Spinal Cord Protection
  • Enclosed within the protective vertebrae, providing structural support, flexibility, mobility, and attachment for muscles, tendons, and ligaments.

Damage Consequences
  • Damage to the spinal cord can lead to conditions such as paraplegia or quadriplegia, which might be permanent due to inadequate nerve fiber regeneration.

  • Composed of the brain (including the cerebrum) and spinal cord.

  • The cerebrum, as the largest part, has a complex structure divided into two hemispheres, each containing four lobes:

    • Frontal Lobe: Functions related to reasoning, planning, movement, emotions, and problem-solving.

    • Parietal Lobe: Linked with movement, orientation, recognition, and sensory perception.

    • Temporal Lobe: Auditory perception, memory, and speech.

    • Occipital Lobe: Visual processing.

Additional Brain Structures and Functions
  • Hypothalamus: Regulates homeostasis, thirst, hunger, body temperature, and blood pressure, linking the nervous and endocrine systems.

  • Cerebellum: Involved in sensory perception, muscle coordination, posture, and balance.

  • Medulla Oblongata: Connects brain with spinal cord; regulates heart rate, breathing, and various reflexes.

Spinal Cord Structure

  • Organized into white matter (outer fibers) and gray matter (internal neuronal nuclei + cell bodies).

  • Motor and sensory fibers travel through spinal nerves, grouped by function.

Spinal Nerves Overview
  • Includes:

    • Cervical Nerves (8): More than cervical vertebrae.

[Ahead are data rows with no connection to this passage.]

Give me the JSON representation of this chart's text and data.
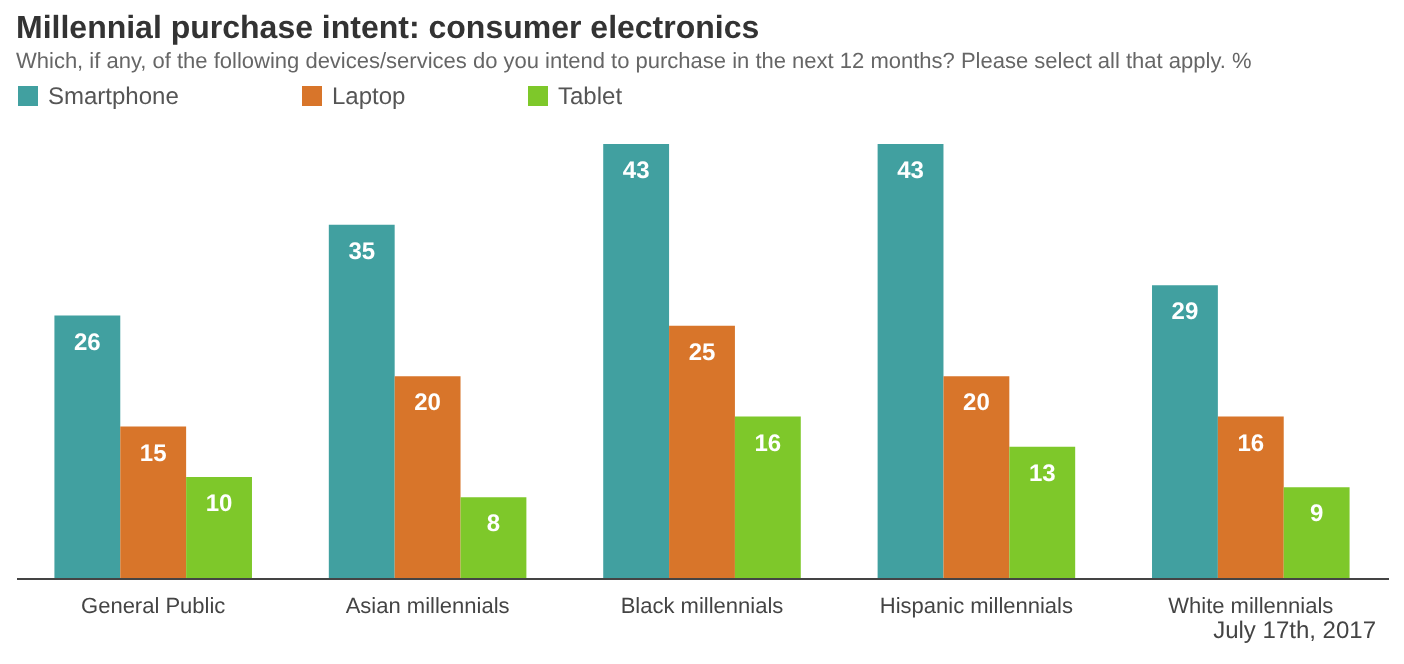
{
  "chart_data": {
    "type": "bar",
    "title": "Millennial purchase intent: consumer electronics",
    "subtitle": "Which, if any, of the following devices/services  do you intend to purchase in the next 12 months? Please select all that apply. %",
    "categories": [
      "General Public",
      "Asian millennials",
      "Black millennials",
      "Hispanic millennials",
      "White millennials"
    ],
    "series": [
      {
        "name": "Smartphone",
        "color": "#41a0a0",
        "values": [
          26,
          35,
          43,
          43,
          29
        ]
      },
      {
        "name": "Laptop",
        "color": "#d8752a",
        "values": [
          15,
          20,
          25,
          20,
          16
        ]
      },
      {
        "name": "Tablet",
        "color": "#7ec82a",
        "values": [
          10,
          8,
          16,
          13,
          9
        ]
      }
    ],
    "data_labels": true,
    "legend": "top",
    "grid": false,
    "annotations": [
      "July 17th, 2017"
    ]
  }
}
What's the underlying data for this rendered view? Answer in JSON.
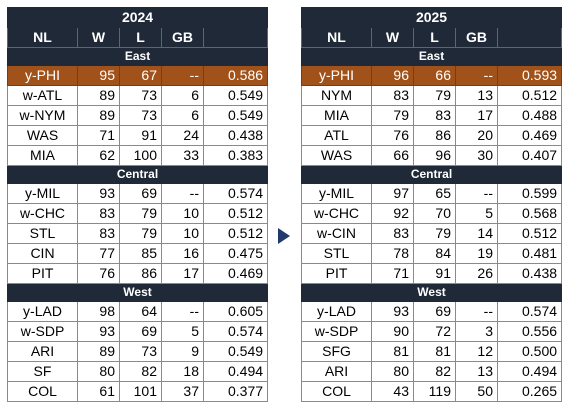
{
  "colors": {
    "header_bg": "#1f2937",
    "highlight_bg": "#a0521a",
    "arrow": "#1f3a6b"
  },
  "arrow_icon": "triangle-right-icon",
  "tables": [
    {
      "year": "2024",
      "headers": {
        "team": "NL",
        "w": "W",
        "l": "L",
        "gb": "GB",
        "pct": ""
      },
      "divisions": [
        {
          "name": "East",
          "rows": [
            {
              "team": "y-PHI",
              "w": "95",
              "l": "67",
              "gb": "--",
              "pct": "0.586"
            },
            {
              "team": "w-ATL",
              "w": "89",
              "l": "73",
              "gb": "6",
              "pct": "0.549"
            },
            {
              "team": "w-NYM",
              "w": "89",
              "l": "73",
              "gb": "6",
              "pct": "0.549"
            },
            {
              "team": "WAS",
              "w": "71",
              "l": "91",
              "gb": "24",
              "pct": "0.438"
            },
            {
              "team": "MIA",
              "w": "62",
              "l": "100",
              "gb": "33",
              "pct": "0.383"
            }
          ]
        },
        {
          "name": "Central",
          "rows": [
            {
              "team": "y-MIL",
              "w": "93",
              "l": "69",
              "gb": "--",
              "pct": "0.574"
            },
            {
              "team": "w-CHC",
              "w": "83",
              "l": "79",
              "gb": "10",
              "pct": "0.512"
            },
            {
              "team": "STL",
              "w": "83",
              "l": "79",
              "gb": "10",
              "pct": "0.512"
            },
            {
              "team": "CIN",
              "w": "77",
              "l": "85",
              "gb": "16",
              "pct": "0.475"
            },
            {
              "team": "PIT",
              "w": "76",
              "l": "86",
              "gb": "17",
              "pct": "0.469"
            }
          ]
        },
        {
          "name": "West",
          "rows": [
            {
              "team": "y-LAD",
              "w": "98",
              "l": "64",
              "gb": "--",
              "pct": "0.605"
            },
            {
              "team": "w-SDP",
              "w": "93",
              "l": "69",
              "gb": "5",
              "pct": "0.574"
            },
            {
              "team": "ARI",
              "w": "89",
              "l": "73",
              "gb": "9",
              "pct": "0.549"
            },
            {
              "team": "SF",
              "w": "80",
              "l": "82",
              "gb": "18",
              "pct": "0.494"
            },
            {
              "team": "COL",
              "w": "61",
              "l": "101",
              "gb": "37",
              "pct": "0.377"
            }
          ]
        }
      ]
    },
    {
      "year": "2025",
      "headers": {
        "team": "NL",
        "w": "W",
        "l": "L",
        "gb": "GB",
        "pct": ""
      },
      "divisions": [
        {
          "name": "East",
          "rows": [
            {
              "team": "y-PHI",
              "w": "96",
              "l": "66",
              "gb": "--",
              "pct": "0.593"
            },
            {
              "team": "NYM",
              "w": "83",
              "l": "79",
              "gb": "13",
              "pct": "0.512"
            },
            {
              "team": "MIA",
              "w": "79",
              "l": "83",
              "gb": "17",
              "pct": "0.488"
            },
            {
              "team": "ATL",
              "w": "76",
              "l": "86",
              "gb": "20",
              "pct": "0.469"
            },
            {
              "team": "WAS",
              "w": "66",
              "l": "96",
              "gb": "30",
              "pct": "0.407"
            }
          ]
        },
        {
          "name": "Central",
          "rows": [
            {
              "team": "y-MIL",
              "w": "97",
              "l": "65",
              "gb": "--",
              "pct": "0.599"
            },
            {
              "team": "w-CHC",
              "w": "92",
              "l": "70",
              "gb": "5",
              "pct": "0.568"
            },
            {
              "team": "w-CIN",
              "w": "83",
              "l": "79",
              "gb": "14",
              "pct": "0.512"
            },
            {
              "team": "STL",
              "w": "78",
              "l": "84",
              "gb": "19",
              "pct": "0.481"
            },
            {
              "team": "PIT",
              "w": "71",
              "l": "91",
              "gb": "26",
              "pct": "0.438"
            }
          ]
        },
        {
          "name": "West",
          "rows": [
            {
              "team": "y-LAD",
              "w": "93",
              "l": "69",
              "gb": "--",
              "pct": "0.574"
            },
            {
              "team": "w-SDP",
              "w": "90",
              "l": "72",
              "gb": "3",
              "pct": "0.556"
            },
            {
              "team": "SFG",
              "w": "81",
              "l": "81",
              "gb": "12",
              "pct": "0.500"
            },
            {
              "team": "ARI",
              "w": "80",
              "l": "82",
              "gb": "13",
              "pct": "0.494"
            },
            {
              "team": "COL",
              "w": "43",
              "l": "119",
              "gb": "50",
              "pct": "0.265"
            }
          ]
        }
      ]
    }
  ]
}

    • Thoracic Nerves (12).

    • Lumbar Nerves (5).

    • Sacral and Coccygeal Nerves (5).

Functions of Spinal Roots
  • Motor neurons exit via ventral roots; sensory neurons enter through dorsal roots accompanied by dorsal root ganglia, housing sensory neuron cell bodies.

Summary

  • Neural transmission relies on ion redistribution across nerve cell membranes, generating action potentials.

  • The neuron, as the functional unit of the nervous system, consists of a soma, dendrites, and axons. Nerves comprise bundles of these neurons.

  • The peripheral nervous system is split into voluntary (somatic) and involuntary (autonomic) systems.

  • The nervous system consists of the CNS and PNS, where the brain is divided into the cerebrum (four lobes), cerebellum (coordination), and medulla oblongata (regulatory functions).